As primeiras semanas são marcadas por um grande entusiasmo e expectativa de que os objetivos estão ao virar da esquina! Entusiasmo que rapidamente é substituído por frustração, quando os resultados esperados não aparecem tão rapidamente. Afinal, será necessário mais do que 3 ou 4 semanas de esforço do que tinha pensado.
Nas redes sociais o que não faltam são histórias de impressionantes transformações corporais em curtos períodos, criando a falsa ideia de que os resultados são instantâneos e desprovidos de esforço. Fórmulas mágicas, exercícios milagrosos, promessas de transformação. Mas na verdade não passam de promessas… Não acredite em tudo o que vê nas redes sociais.

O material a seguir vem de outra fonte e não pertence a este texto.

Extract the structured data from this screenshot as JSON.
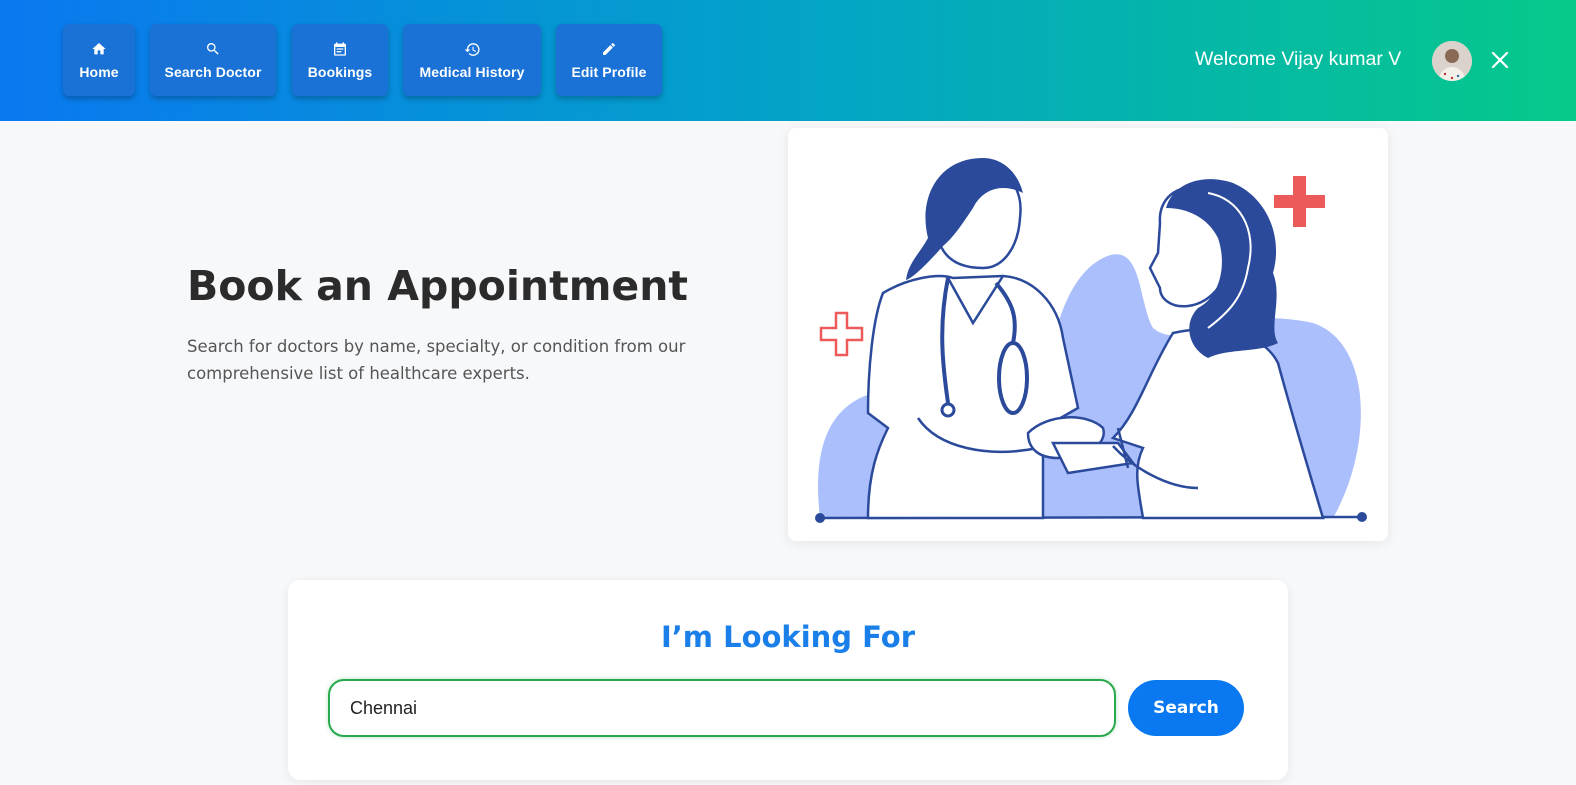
{
  "nav": {
    "items": [
      {
        "label": "Home",
        "icon": "home-icon"
      },
      {
        "label": "Search Doctor",
        "icon": "search-icon"
      },
      {
        "label": "Bookings",
        "icon": "calendar-icon"
      },
      {
        "label": "Medical History",
        "icon": "history-icon"
      },
      {
        "label": "Edit Profile",
        "icon": "pencil-icon"
      }
    ]
  },
  "header": {
    "welcome": "Welcome Vijay kumar V",
    "close_icon": "close-icon"
  },
  "hero": {
    "title": "Book an Appointment",
    "description": "Search for doctors by name, specialty, or condition from our comprehensive list of healthcare experts."
  },
  "search": {
    "title": "I’m Looking For",
    "value": "Chennai",
    "button": "Search"
  },
  "colors": {
    "gradient_start": "#0a78f0",
    "gradient_end": "#06c98a",
    "accent": "#1a7fe8",
    "input_border": "#2aa84e",
    "illustration_navy": "#2b4a9b",
    "illustration_blob": "#aabffb",
    "cross_red": "#ec5a5a"
  }
}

Antes de mais, é importante entender que o progresso físico e as mudanças corporais são um processo gradual, que podem levar semanas ou até meses a serem observados, especialmente se a sua forma de medir o resultado do seu sucesso é a balança!
Para muitos, o número na balança descer é o principal sinal de sucesso e quando isso não acontece o fracasso parece iminente. Rapidamente são desencadeadas emoções negativas como frustração, desmotivação e até o abandono. É natural que essa alta expectativa gere alguma ansiedade, mas o corpo precisa de tempo para se adaptar aos novos estímulos do treino. Este paradoxo entre o esforço e a falta de resultados visíveis pode minar a motivação, levando à sensação de que o treino “não está a funcionar”. Mas calma, não desista já!
A obsessão com a balança
A balança é sem dúvida uma ferramenta útil para medir o progresso físico, dos métodos mais utilizados especialmente quando o objetivo é perder peso, mas pode ser contraproducente, limitador e nem sempre conta a história toda.
A obsessão com o peso da balança está profundamente enraizada nas nossas expectativas sociais e culturais sobre o corpo ideal, mas a realidade é que o peso corporal não conta toda a história do progresso físico. O número que aparece na balança representa a soma do peso de músculos, gordura, água, ossos e órgãos. Ao focar-se apenas na balança, está a ignorar as muitas variações naturais que podem ocorrer de dia para dia e as transformações benéficas que o corpo está a passar, que podem não refletir-se imediatamente no peso.
Algumas das razões pelas quais a balança pode não mostrar o progresso real, são por exemplo, o aumento de massa muscular. Os músculos são mais densos do que gordura, o que significa que, embora a composição corporal esteja a melhorar (mais músculo e menos gordura), o peso pode não diminuir significativamente. Isto não significa que não está a progredir, antes pelo contrário. A massa muscular é extremamente importante para manter a gordura em níveis mais baixos e está associada a maior saúde e longevidade.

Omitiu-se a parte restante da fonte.